2025 death of Iranian protester

Shayan Asadollahi (c. June 27, 1997 – January 1, 2026) was an Iranian protester who was shot dead by security forces during a protest in Iran.

==Background==

Starting on 28 December 2025, widespread protests erupted across Iran amid a deepening economic crisis and growing public frustration with government corruption, and demands for the end of the regime.

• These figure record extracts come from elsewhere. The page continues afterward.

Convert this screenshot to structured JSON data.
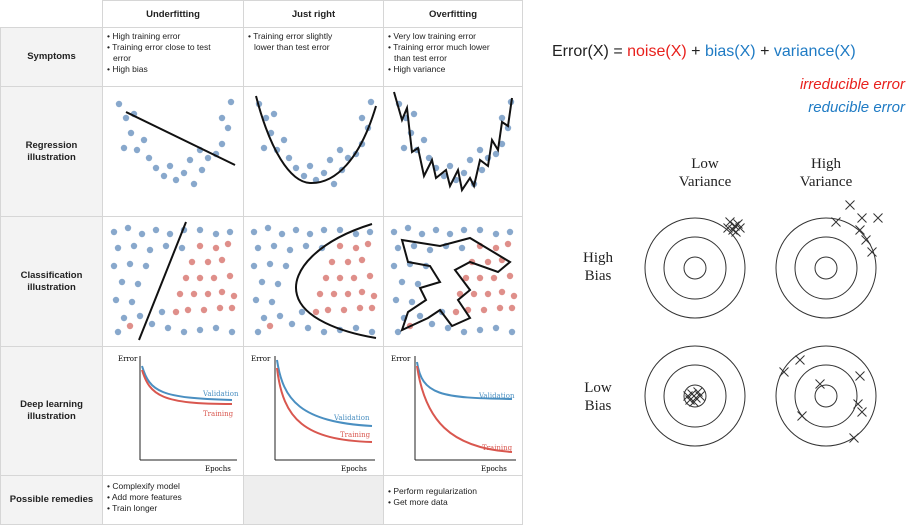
{
  "table": {
    "columns": [
      "Underfitting",
      "Just right",
      "Overfitting"
    ],
    "rows": [
      {
        "label": "Symptoms"
      },
      {
        "label": "Regression illustration"
      },
      {
        "label": "Classification illustration"
      },
      {
        "label": "Deep learning illustration"
      },
      {
        "label": "Possible remedies"
      }
    ],
    "symptoms": [
      [
        "• High training error",
        "• Training error close to test",
        "error",
        "• High bias"
      ],
      [
        "• Training error slightly",
        "lower than test error"
      ],
      [
        "• Very low training error",
        "• Training error much lower",
        "than test error",
        "• High variance"
      ]
    ],
    "remedies": [
      [
        "• Complexify model",
        "• Add more features",
        "• Train longer"
      ],
      [],
      [
        "• Perform regularization",
        "• Get more data"
      ]
    ],
    "dl": {
      "y_axis": "Error",
      "x_axis": "Epochs",
      "validation": "Validation",
      "training": "Training",
      "validation_color": "#4a8fc1",
      "training_color": "#d9574f"
    },
    "point_colors": {
      "blue": "#88a8cc",
      "red": "#df8f8a"
    }
  },
  "equation": {
    "prefix": "Error(X) = ",
    "noise": "noise(X)",
    "plus1": " + ",
    "bias": "bias(X)",
    "plus2": " + ",
    "variance": "variance(X)",
    "noise_color": "#e8201c",
    "bias_color": "#1f7bc4"
  },
  "notes": {
    "irreducible": "irreducible error",
    "reducible": "reducible error"
  },
  "targets": {
    "col_low_variance": "Low\nVariance",
    "col_high_variance": "High\nVariance",
    "row_high_bias": "High\nBias",
    "row_low_bias": "Low\nBias"
  }
}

The protests were Initially triggered by soaring inflation, skyrocketing food prices, and the Iranian rial's sharp depreciation, but quickly expanded into a broader movement demanding political change and the end of the Islamic Republic, with slogans like "Death to the Dictator", referring to supreme leader Ali Khamenei, and "Long live the Shah", referring to Reza Pahlavi. The demonstrations began in Tehran's Grand Bazaar, and spread to universities and major cities including Isfahan, Shiraz, and Mashhad, drawing students and merchants alike, many of whom cited government corruption, mismanagement, and prioritization of foreign conflicts over domestic needs as major grievances. The economic crisis, worsened by the 2025 conflict with Israel, reimposed UN sanctions, chronic inflation (42.2% in December), and food and health price surges of 50–72%, left merchants struggling to trade and households struggling to survive. Calls for reform grew alongside outrage over energy shortages, water crises, and civil rights abuses, and by early January 2026, dozens of protesters had been arrested, with reports of security forces firing live ammunition directly at demonstrators.

==Personal life==
Shayan Asadollahi was a barber, aged 28 at the time of his death, from Azna County, Lorestan province. He was of Lur ethnicity, according to Hengaw.

==Killing==
Asadollahi was killed on 1 January 2026 by direct gunfire from security forces (including IRGC pickup trucks) while returning from a protest. He was shot in the abdomen with live ammunition. He was one of three protesters killed in Azna that evening, alongside a 15-year-old teenager (Mostafa) and Vahab Musavi/Ghaedi.